Siempre es bueno empezar un texto con una cita de postín, yo apuntaré una del conocido Teólogo del siglo XIII Santo Tomas de Aquino que dejó escrito que “Si el objetivo más alto de un capitán fuera preservar su barco, lo mantendría en el puerto por siempre”.
Esta cita nos indica que la mera preservación del status quo de una persona, entidad o compañía no satisface las más básicas ambiciones humanas ni tampoco las expectativas creadas a nuestro alrededor. Es por tanto necesario la exposición a la incertidumbre asumiendo los riesgos de partida que puede acarrear cualquier actividad. De esta forma, navegar la incertidumbre resulta inexorable en múltiples facetas de nuestra vida.
Todo esto, en un salto conceptual que quisiera no muy exigente, me lleva a hablar de uno de los riesgos más críticos a los que una compañía o entidad puede enfrentarse en esa incertidumbre inherente a cualquier actividad: el riesgo de fraude.

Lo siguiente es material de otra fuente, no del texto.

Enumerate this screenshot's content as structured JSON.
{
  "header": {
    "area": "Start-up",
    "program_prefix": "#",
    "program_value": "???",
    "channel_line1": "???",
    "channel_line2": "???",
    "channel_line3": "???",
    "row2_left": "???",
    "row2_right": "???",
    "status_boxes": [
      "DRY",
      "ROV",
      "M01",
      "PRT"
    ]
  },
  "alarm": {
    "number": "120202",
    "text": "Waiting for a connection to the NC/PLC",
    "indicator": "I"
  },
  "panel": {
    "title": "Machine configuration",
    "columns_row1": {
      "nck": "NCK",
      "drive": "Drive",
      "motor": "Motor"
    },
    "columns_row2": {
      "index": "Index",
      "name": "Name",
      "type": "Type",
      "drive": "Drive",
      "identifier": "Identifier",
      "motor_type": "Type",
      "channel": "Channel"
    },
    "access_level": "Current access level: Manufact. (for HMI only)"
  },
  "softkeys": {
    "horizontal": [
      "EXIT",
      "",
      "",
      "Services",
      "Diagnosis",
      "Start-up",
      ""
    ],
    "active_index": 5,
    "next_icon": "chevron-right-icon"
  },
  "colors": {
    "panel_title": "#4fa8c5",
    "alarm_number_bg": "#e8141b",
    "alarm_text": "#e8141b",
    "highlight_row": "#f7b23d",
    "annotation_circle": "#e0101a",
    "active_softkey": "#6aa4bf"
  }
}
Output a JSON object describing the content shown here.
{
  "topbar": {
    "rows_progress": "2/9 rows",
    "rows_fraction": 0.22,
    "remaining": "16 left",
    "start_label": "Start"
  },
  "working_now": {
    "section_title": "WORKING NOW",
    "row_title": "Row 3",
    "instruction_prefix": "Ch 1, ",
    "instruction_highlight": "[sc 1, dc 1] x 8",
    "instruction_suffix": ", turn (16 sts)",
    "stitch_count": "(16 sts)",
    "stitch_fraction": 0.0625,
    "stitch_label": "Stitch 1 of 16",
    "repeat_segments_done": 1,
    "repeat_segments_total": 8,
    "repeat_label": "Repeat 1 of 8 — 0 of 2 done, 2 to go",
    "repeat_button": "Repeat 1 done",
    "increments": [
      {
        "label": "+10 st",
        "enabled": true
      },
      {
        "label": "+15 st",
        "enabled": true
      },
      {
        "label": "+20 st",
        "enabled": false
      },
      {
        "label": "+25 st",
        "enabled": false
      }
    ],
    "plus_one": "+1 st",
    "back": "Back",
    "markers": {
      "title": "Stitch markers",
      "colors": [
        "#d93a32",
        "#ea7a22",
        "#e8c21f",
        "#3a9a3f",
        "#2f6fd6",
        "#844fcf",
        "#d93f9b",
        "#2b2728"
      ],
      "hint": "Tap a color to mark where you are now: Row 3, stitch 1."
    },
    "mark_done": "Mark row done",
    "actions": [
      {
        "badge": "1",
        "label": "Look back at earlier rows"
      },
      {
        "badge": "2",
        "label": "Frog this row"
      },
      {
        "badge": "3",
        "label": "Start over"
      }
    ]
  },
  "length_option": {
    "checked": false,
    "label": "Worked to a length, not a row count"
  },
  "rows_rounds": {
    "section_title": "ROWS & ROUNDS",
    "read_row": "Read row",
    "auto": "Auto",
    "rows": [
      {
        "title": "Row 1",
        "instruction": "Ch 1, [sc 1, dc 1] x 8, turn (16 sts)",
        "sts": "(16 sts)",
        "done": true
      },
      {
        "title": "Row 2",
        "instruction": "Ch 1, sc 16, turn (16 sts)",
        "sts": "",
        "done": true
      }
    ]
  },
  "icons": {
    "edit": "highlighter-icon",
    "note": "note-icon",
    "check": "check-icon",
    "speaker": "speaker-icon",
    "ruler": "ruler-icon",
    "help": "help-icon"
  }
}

Un riesgo que afecta no solo desde el punto de vista material y económico, sino también desde la perspectiva de la reputación y la confianza de proveedores, clientes, entidades financieras y empleados, entre otros grupos de interés.
Cómo defenderse ante esta amenaza, ineludible en algún momento por toda compañía o entidad que participa en una actividad económica, es objeto de numerosas y variadas aproximaciones que incluyen desde el impulso de un canal ético hasta los controles tecnológicos que monitoricen la actividad desde una perspectiva antifraude particular. Sin embargo, quisiera centrarme en un aspecto que considero clave: la formación especializada en el ámbito antifraude.
Aún en estos tiempos, en los que la tecnología es la llave para construir una línea de defensa antifraude efectiva – y así es y será todavía más cierto en el futuro – el factor humano es crítico para detectar irregularidades con perspicacia y escepticismo. De hecho, es probablemente el mayor y más efectivo control anti-fraude si tuviéramos que quedarnos con uno sólo.
Sin embargo, el factor humano requiere de una serie de conocimientos muy concretos: la definición del fraude en sentido amplio, los casos de fraude pasados y cómo podrían haberse evitado, las técnicas y el objetivo de una investigación interna y el enfoque de remediación continua de controles anti-fraude. En ausencia de estos conocimientos tan particulares, las posibilidades de prevenir y detectar el fraude se ven reducidas.
Por eso, considero que un plan de formación anti-fraude continuo y valioso para todos los niveles de la organización es ahora mismo una herramienta clave que permite construir un clima ético fundamental para detectar y prevenir el fraude.
Creo además que no estoy solo en tal apreciación ya que, desde hace varios años, hemos visto como las solicitudes de formación se han multiplicado desde una perspectiva ‘ad hoc’ complementando planes de formación y adecuando el contenido al sector de actividad. Las posibilidades son amplias, tanto desde la perspectiva más formal como el certificado de mayor relevancia en este ámbito – estoy hablando del Certified Fraude Examiner (CFE) de la asociación anti-fraude más importante del mundo: la Association of Certified Fraud Examiners (ACFE).
Las formaciones antifraude deben incluir además un enfoque práctico en la medida que la lucha contra el fraude requiere de un enfoque activo y proactivo, lejos de planteamientos teóricos y artificiales que no afectan ni ayudan realmente a la prevención y detección del fraude. Este planteamiento práctico supone un ejercicio de transparencia, ya que la formación resulta más efectiva cuando describe casos reales de fraude que han afectado a la entidad o la compañía.
De igual forma, la experiencia real de los formadores en términos de prevención y detección resulta del todo relevante ya que la experiencia en el terreno facilita la comunicación de los distintos conceptos que estructuran la formación antifraude. En este caso, el barro de las botas y los años de experiencia no hacen sino sumar en una comunicación directa, real y efectiva.
Todo esto, además, porque esta formación antifraude es útil para soportar y evidenciar el compromiso de una compañía o entidad con una forma ética de hacer negocios y, de mayor importancia, para mitigar las pérdidas. Porque, no nos llevemos a error, en eso consiste la lucha contra el fraude, en evitar pérdidas monetarias en la cuenta de resultados y proteger la actividad y la percepción del mercado que también puede afectar económicamente. Por eso, desde mi perspectiva, la formación antifraude tiene un retorno directo de tipo cuantitativo y cualitativo que lo hace un punto crítico que debería estar en las agendas de todas las compañías y entidades. Si no lo está, hay que ponerle remedio.